Ele também assinou uma ordem executiva declarando que os EUA estão se retirando do Acordo Climático de Paris e, mais tarde, na Casa Branca, uma directiva indicando que os EUA se retirariam do Organização Mundial de Saúde.

“Muitos eleitores de Trump são céticos em relação às organizações e instituições políticas, por isso vimos alguns ossos iniciais atirados a esse grupo” com as duas grandes retiradas, disse J. Miles Coleman, analista eleitoral do Centro de Política da Universidade da Virgínia, à DW.

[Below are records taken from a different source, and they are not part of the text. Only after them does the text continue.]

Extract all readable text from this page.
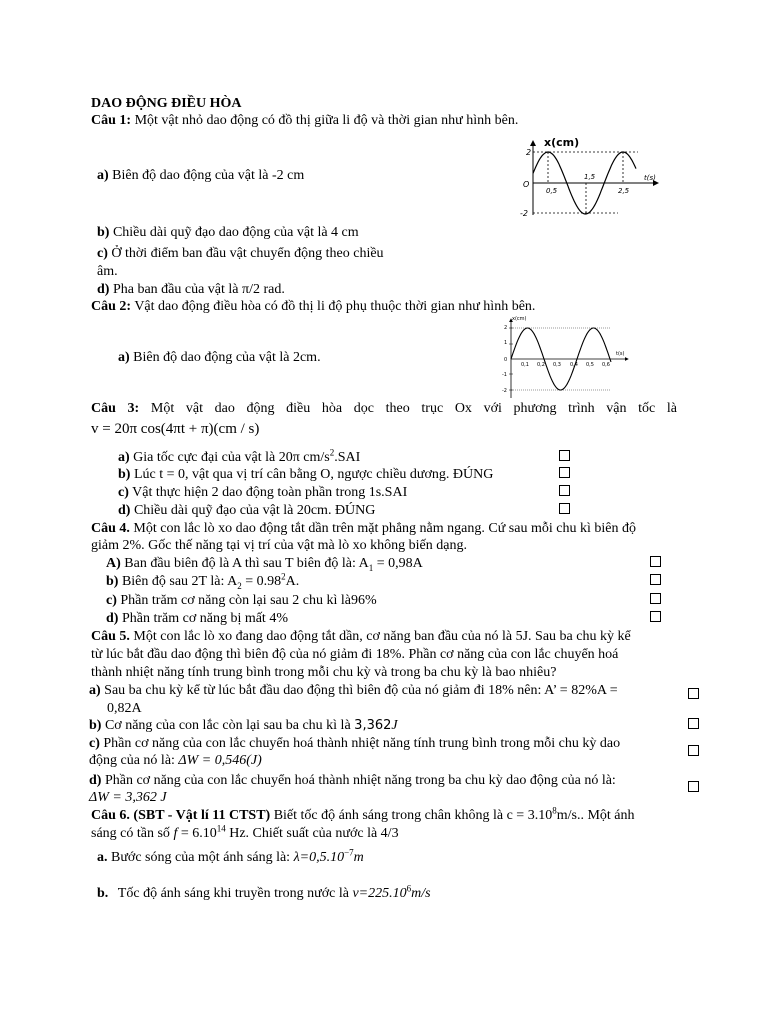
DAO ĐỘNG ĐIỀU HÒA
Câu 1: Một vật nhỏ dao động có đồ thị giữa li độ và thời gian như hình bên.
a) Biên độ dao động của vật là -2 cm
x(cm)
t(s)
2
-2
O
0,5
1,5
2,5
b) Chiều dài quỹ đạo dao động của vật là 4 cm
c) Ở thời điểm ban đầu vật chuyển động theo chiều
âm.
d) Pha ban đầu của vật là π/2 rad.
Câu 2: Vật dao động điều hòa có đồ thị li độ phụ thuộc thời gian như hình bên.
a) Biên độ dao động của vật là 2cm.
x(cm)
t(s)
2
1
0
-1
-2
0,1 0,2 0,3 0,4 0,5 0,6
Câu 3: Một vật dao động điều hòa dọc theo trục Ox với phương trình vận tốc là
v = 20π cos(4πt + π)(cm / s)
a) Gia tốc cực đại của vật là 20π $cm/s^2.SAI$
b) Lúc t = 0, vật qua vị trí cân bằng O, ngược chiều dương. ĐÚNG
c) Vật thực hiện 2 dao động toàn phần trong 1s.SAI
d) Chiều dài quỹ đạo của vật là 20cm. ĐÚNG
Câu 4. Một con lắc lò xo dao động tắt dần trên mặt phẳng nằm ngang. Cứ sau mỗi chu kì biên độ
giảm 2%. Gốc thế năng tại vị trí của vật mà lò xo không biến dạng.
A) Ban đầu biên độ là A thì sau T biên độ là: $A_1 = 0,98A$
b) Biên độ sau 2T là: $A_2 = 0.98^2A$.
c) Phần trăm cơ năng còn lại sau 2 chu kì là96%
d) Phần trăm cơ năng bị mất 4%
Câu 5. Một con lắc lò xo đang dao động tắt dần, cơ năng ban đầu của nó là 5J. Sau ba chu kỳ kể
từ lúc bắt đầu dao động thì biên độ của nó giảm đi 18%. Phần cơ năng của con lắc chuyển hoá
thành nhiệt năng tính trung bình trong mỗi chu kỳ và trong ba chu kỳ là bao nhiêu?
a) Sau ba chu kỳ kể từ lúc bắt đầu dao động thì biên độ của nó giảm đi 18% nên: A’ = 82%A =
0,82A
b) Cơ năng của con lắc còn lại sau ba chu kì là 3,362J
c) Phần cơ năng của con lắc chuyển hoá thành nhiệt năng tính trung bình trong mỗi chu kỳ dao
động của nó là: ΔW = 0,546(J)
d) Phần cơ năng của con lắc chuyển hoá thành nhiệt năng trong ba chu kỳ dao động của nó là:
ΔW = 3,362 J
Câu 6. (SBT - Vật lí 11 CTST) Biết tốc độ ánh sáng trong chân không là $c = 3.10^8m/s$.. Một ánh
sáng có tần số $f = 6.10^{14}$ Hz. Chiết suất của nước là 4/3
a. Bước sóng của một ánh sáng là: $\lambda=0,5.10^{-7}m$
b. Tốc độ ánh sáng khi truyền trong nước là $v=225.10^6m/s$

Um dos maiores tópicos de campanha de Trump, imigraçãotambém fez parte da série de ordens executivas do primeiro dia. O presidente declarou emergência nacional na fronteira dos EUA com o México, para que o governo pudesse assumir o controle do que Trump diz ser uma situação desastrosa e impedir a “invasão” de imigrantes indocumentados que ele disse ter ocorrido durante a presidência de Biden.

Outro grande ponto de discussão durante a campanha de Trump, Questões de direitos LGBTQ+também estava na lista de diretivas que ele assinou na segunda-feira. A ordem estabelecia que, de acordo com a política dos EUA, existiriam apenas dois géneros, masculino e feminino, não existindo mais uma opção não binária ou diversa. A ordem instruiu as agências federais a revogar as políticas emitidas pelo presidente Biden que tornaram mais fácil para as pessoas trans atualizarem seus marcadores de gênero na identificação federal.

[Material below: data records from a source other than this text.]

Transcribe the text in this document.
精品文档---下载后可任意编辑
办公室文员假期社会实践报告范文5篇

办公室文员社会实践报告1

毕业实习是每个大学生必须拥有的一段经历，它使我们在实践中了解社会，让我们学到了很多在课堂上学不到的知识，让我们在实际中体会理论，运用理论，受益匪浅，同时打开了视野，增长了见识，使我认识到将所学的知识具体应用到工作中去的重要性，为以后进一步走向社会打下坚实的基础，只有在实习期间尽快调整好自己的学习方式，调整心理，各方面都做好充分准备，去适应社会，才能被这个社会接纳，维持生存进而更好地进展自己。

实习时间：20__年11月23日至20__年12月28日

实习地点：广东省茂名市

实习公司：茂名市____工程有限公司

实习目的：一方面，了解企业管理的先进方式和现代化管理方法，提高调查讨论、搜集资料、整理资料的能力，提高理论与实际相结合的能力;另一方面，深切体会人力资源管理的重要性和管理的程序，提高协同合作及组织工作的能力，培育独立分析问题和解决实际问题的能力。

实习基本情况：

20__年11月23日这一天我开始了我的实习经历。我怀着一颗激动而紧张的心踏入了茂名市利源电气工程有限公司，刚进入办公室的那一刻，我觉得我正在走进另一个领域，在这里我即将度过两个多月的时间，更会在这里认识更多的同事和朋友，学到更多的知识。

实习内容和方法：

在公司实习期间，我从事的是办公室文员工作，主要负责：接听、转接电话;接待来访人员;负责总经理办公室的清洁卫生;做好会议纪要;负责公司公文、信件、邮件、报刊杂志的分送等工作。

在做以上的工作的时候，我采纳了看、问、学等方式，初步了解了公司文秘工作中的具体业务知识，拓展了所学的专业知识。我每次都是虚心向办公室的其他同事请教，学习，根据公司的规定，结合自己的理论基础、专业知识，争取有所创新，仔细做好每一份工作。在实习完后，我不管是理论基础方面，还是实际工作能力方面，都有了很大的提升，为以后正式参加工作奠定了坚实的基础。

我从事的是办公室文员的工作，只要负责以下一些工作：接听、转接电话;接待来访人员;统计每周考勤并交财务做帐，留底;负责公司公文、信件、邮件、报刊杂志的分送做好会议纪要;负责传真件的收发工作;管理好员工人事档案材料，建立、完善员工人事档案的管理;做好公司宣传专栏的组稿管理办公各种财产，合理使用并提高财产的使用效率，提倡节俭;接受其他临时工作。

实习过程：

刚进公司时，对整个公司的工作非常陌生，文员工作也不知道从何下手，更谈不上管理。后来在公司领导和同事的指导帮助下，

Trump assume a presidência dos EUA e declara ‘era de ouro da América’

Para ver este vídeo, ative o JavaScript e considere atualizar para um navegador que suporta vídeo HTML5

O que as diretivas de Trump significam para os EUA?

As ordens executivas que Trump assinou no seu primeiro dia de mandato mostram as prioridades do presidente.

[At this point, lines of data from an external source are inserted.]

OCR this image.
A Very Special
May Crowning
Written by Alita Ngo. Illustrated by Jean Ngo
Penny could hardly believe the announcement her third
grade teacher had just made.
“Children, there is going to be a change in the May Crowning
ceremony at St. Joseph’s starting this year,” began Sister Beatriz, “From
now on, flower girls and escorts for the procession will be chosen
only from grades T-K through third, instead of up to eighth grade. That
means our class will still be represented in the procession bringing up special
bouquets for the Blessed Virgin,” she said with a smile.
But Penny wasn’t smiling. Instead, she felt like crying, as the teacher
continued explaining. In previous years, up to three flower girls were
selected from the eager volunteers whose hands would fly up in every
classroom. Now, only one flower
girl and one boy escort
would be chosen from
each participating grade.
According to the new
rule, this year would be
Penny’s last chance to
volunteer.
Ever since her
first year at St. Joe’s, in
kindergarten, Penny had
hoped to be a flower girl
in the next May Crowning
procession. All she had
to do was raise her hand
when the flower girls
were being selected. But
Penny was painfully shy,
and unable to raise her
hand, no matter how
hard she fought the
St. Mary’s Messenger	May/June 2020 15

“Acho que essas questões (da guerra cultural) serão proeminentes nos primeiros dias da nova administração e nos primeiros dias do novo Congresso”, disse Craig Saperstein, sócio da prática de políticas públicas do escritório de advocacia internacional Pillsbury, à DW. .

Ao mesmo tempo, nem todas as ordens executivas do primeiro dia de Trump significam mudanças imediatas para o país. A saída da Organização Mundial da Saúde, por exemplo, levará um ano para entrar em vigor. E levará algum tempo até que os americanos também sintam as consequências de algumas das outras ordens, diz Aimee Ghosh, especialista em direito governamental e colega de Saperstein.

Trump pode assinar uma ordem declarando emergência nacional, mas as políticas que ele gostaria de ver implementadas terão de passar por um processo de várias etapas nas agências federais responsáveis, explica Ghosh.

“Os detalhes de como tudo isso será desenrolado são realmente importantes, porque muita coisa pode mudar em termos de quem será afetado, o momento e se há exceções”, disse Ghosh, que também é sócio da Pillsbury, à DW. “Algumas coisas podem acontecer imediatamente no primeiro dia, mas muitas das ordens executivas (assinadas por Trump) passarão por um período de estudo, revisão e outros procedimentos administrativos”.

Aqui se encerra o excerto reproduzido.